From 2018 to 2037, researchers predicted that the sugar label scenario would either prevent or postpone 599,300 new cases of type 2 diabetes (95% uncertainty interval, 302,400-957,400) and 354,400 new cases of CVD (95% uncertainty interval, 167,000-673,500). This would contribute to a gain of 727,000 QALYs (95% uncertainty interval, 401,300-1,138,000).

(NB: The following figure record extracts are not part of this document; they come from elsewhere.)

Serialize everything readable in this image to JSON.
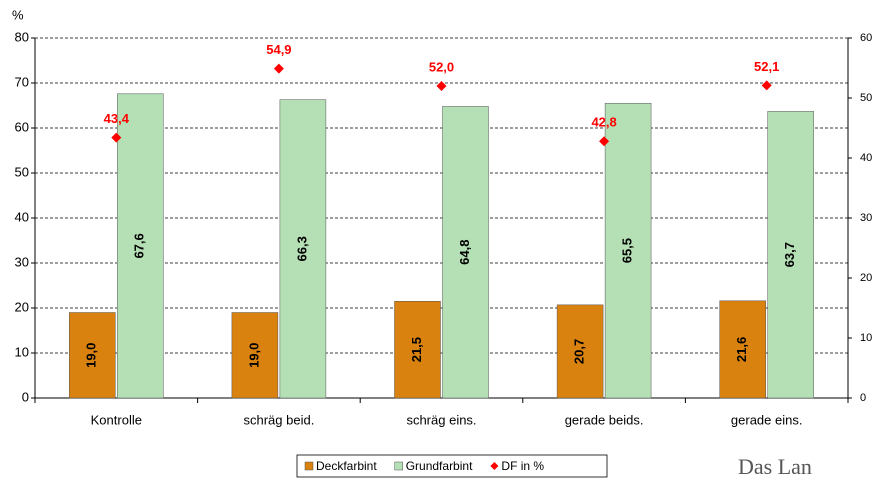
{
  "chart_data": {
    "type": "bar",
    "y_label": "%",
    "categories": [
      "Kontrolle",
      "schräg beid.",
      "schräg eins.",
      "gerade beids.",
      "gerade eins."
    ],
    "series": [
      {
        "name": "Deckfarbint",
        "color": "#d9820f",
        "values": [
          19.0,
          19.0,
          21.5,
          20.7,
          21.6
        ],
        "value_labels": [
          "19,0",
          "19,0",
          "21,5",
          "20,7",
          "21,6"
        ]
      },
      {
        "name": "Grundfarbint",
        "color": "#b5dfb5",
        "values": [
          67.6,
          66.3,
          64.8,
          65.5,
          63.7
        ],
        "value_labels": [
          "67,6",
          "66,3",
          "64,8",
          "65,5",
          "63,7"
        ]
      },
      {
        "name": "DF in %",
        "color": "#ff0000",
        "type": "scatter",
        "axis": "y2",
        "values": [
          43.4,
          54.9,
          52.0,
          42.8,
          52.1
        ],
        "value_labels": [
          "43,4",
          "54,9",
          "52,0",
          "42,8",
          "52,1"
        ]
      }
    ],
    "ylim": [
      0,
      80
    ],
    "yticks": [
      0,
      10,
      20,
      30,
      40,
      50,
      60,
      70,
      80
    ],
    "y2lim": [
      0,
      60
    ],
    "y2ticks": [
      0,
      10,
      20,
      30,
      40,
      50,
      60
    ],
    "grid": true,
    "legend": "bottom",
    "watermark": "Das Lan"
  }
}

When industry reformulation was added to the scenario, 708,800 cases of CVD (95% uncertainty interval, 369,200-1,252,000) and 1,184,000 cases of type 2 diabetes (95% uncertainty interval, 666,000-1,703,000) would be prevented, with an overall gain of 1.3 million QALYs (95% uncertainty interval, 0.8-1.9).
Savings over time
The sugar label scenario would save $61.9 billion in societal costs (95% uncertainty interval, 33.1-103.2) and $31 billion in net health care costs (95% uncertainty interval, 15.7-54.5). In contrast, the sugar label and reformulation scenario would lead to savings of $113.2 billion in societal costs (95% uncertainty interval, 67.3-175.2) and $57.6 billion in net health care costs (95% CI uncertainty interval, 31.9-92.4).
Both scenarios have a greater than 80% probability of being cost-effective by 2022 and cost-saving by 2023.
“Our findings support more proximal implementation of the FDA’s policy, considering the opportunity costs in preventable cardiometabolic events not prevented,” Huang and colleagues wrote. “In addition, we demonstrate that the health care and societal savings as a result of the added sugar label significantly outweigh policy costs, even when an estimated $2.5 billion of industry reformulation costs were considered.” – by Darlene Dobkowski
Disclosures: Micha reports she received research funding from Unilever and personal fees from Bunge and the World Bank. Huang reports no relevant financial disclosures. Please see the study for all other authors’ relevant financial disclosures.